秦珍羽不很确定,但转念一想也没差,“看资历的话我进公司还不满一年,看项目的话目前组内的项目应该都不会在春节前结束,怎么想都觉得我是拿不到多少年终奖的了。”
“你呢?”
秦珍羽越说越蔫,也问起了罗颂。
“我也不是很清楚,”
罗颂耸肩,“但听说至少有一个月的工资。”
秦珍羽还未来得及羡慕,就听罗颂继续说:“不过假期卡得很严,因为法院开庭不等人,不晚放假都算不错了。”
“但祁和算挺人道的了。”
罗颂回想曾在网上看到的实习律师们分享的悲苦生活,越发觉得自己在这方面很幸运。
“咋说?”
秦珍羽对法律行业一点儿不了解,听罗颂说啥都觉得新奇,就忙追问。
罗颂便也拣着记忆中几个印象深刻的奇葩帖子说与她听,什么上下级压榨、情绪霸凌和因为焦虑而无力至极的客户的无端责骂,听得秦珍羽一脸惊悚。
她就职于互联网公司,氛围轻松得可以甩传统律所十条街,因此完全无法想象这样可怕的事情。

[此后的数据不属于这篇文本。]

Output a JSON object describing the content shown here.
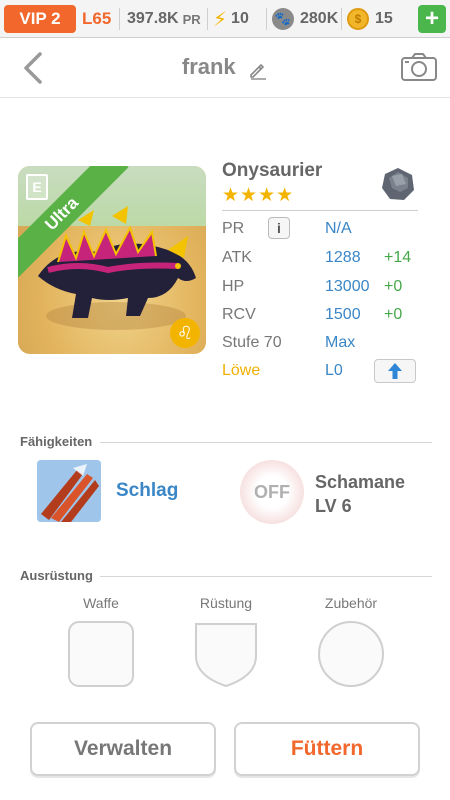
{
  "statusbar": {
    "vip": "VIP 2",
    "level": "L65",
    "power": "397.8K",
    "power_unit": "PR",
    "energy": "10",
    "food": "280K",
    "coins": "15",
    "icons": [
      "lightning-icon",
      "paw-icon",
      "coin-icon",
      "plus-icon"
    ]
  },
  "header": {
    "title": "frank"
  },
  "creature": {
    "name": "Onysaurier",
    "rarity": "Ultra",
    "stars": "★★★★",
    "stats": [
      {
        "label": "PR",
        "value": "N/A",
        "bonus": ""
      },
      {
        "label": "ATK",
        "value": "1288",
        "bonus": "+14"
      },
      {
        "label": "HP",
        "value": "13000",
        "bonus": "+0"
      },
      {
        "label": "RCV",
        "value": "1500",
        "bonus": "+0"
      },
      {
        "label": "Stufe 70",
        "value": "Max",
        "bonus": ""
      },
      {
        "label": "Löwe",
        "value": "L0",
        "bonus": ""
      }
    ]
  },
  "abilities": {
    "heading": "Fähigkeiten",
    "skill_name": "Schlag",
    "passive_state": "OFF",
    "passive_line1": "Schamane",
    "passive_line2": "LV 6"
  },
  "equipment": {
    "heading": "Ausrüstung",
    "slots": [
      "Waffe",
      "Rüstung",
      "Zubehör"
    ]
  },
  "buttons": {
    "manage": "Verwalten",
    "feed": "Füttern"
  },
  "colors": {
    "accent_orange": "#f1672c",
    "value_blue": "#3a86c6",
    "bonus_green": "#46a84a",
    "gold": "#f3b400"
  }
}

她想了想公司里的新员工,除个别卷王以外,大家身上都有种随时撂担子不干的随意,“那不能辞职吗?不能反抗吗?”
“可以辞职,但最好别撕破脸,圈子就这么点大。”
罗颂摇头,说出来的话有种不加修饰的残酷,“而且现在各行各业就业环境都不好,法律人刚进社会都要经历这番毒打的。”
秦珍羽瞪大眼,“你没有吧!”
“所以说我算幸运的了,同级之间有隐隐的竞争,但都是良性的。”
她笑,“最大的毒打也是来源于莫名其妙的客户。”
“哦不对,”
罗颂忽又改口,“最大的毒打来源于无止境的加班。”
“啊?加很多吗?有加班费吗?”
秦珍羽眨眨眼,复又疑惑道:“可是我每次约你们出来,你都没推啊。”
“算多的吧,最开始实习的时候我就通宵过几次了。
现在每天下班都是背着电脑回家的,除非学姐的电脑在家,我才能偷懒。”
罗颂咧嘴,“但有加班费,所以还能接受。”
“每次都能赴你约也不知道该说是你幸运还是我幸运,约好的日子都不会临时有事。
而且一般你提前说了,我就会提前把工作搞定。”
“听起来好苦啊……”
秦珍羽搓了搓手臂,夸张地打了个寒颤,“要我肯定受不住。”
“有得有失嘛。”
罗颂随意道。
“那梦一一般都比你早到家哦?”
秦珍羽问。
罗颂点头,“有时候她都吃完饭了我还没回到,只能把饭菜热锅里。”
“所以我能带回家的活,都不会留在办公室里做。”
方才聊到年终,她又想起春节将至,忽地开口问:“你们今年在哪过年?回外公家吗?”
“大概率是要的*,去年没回,今年估计得回了。”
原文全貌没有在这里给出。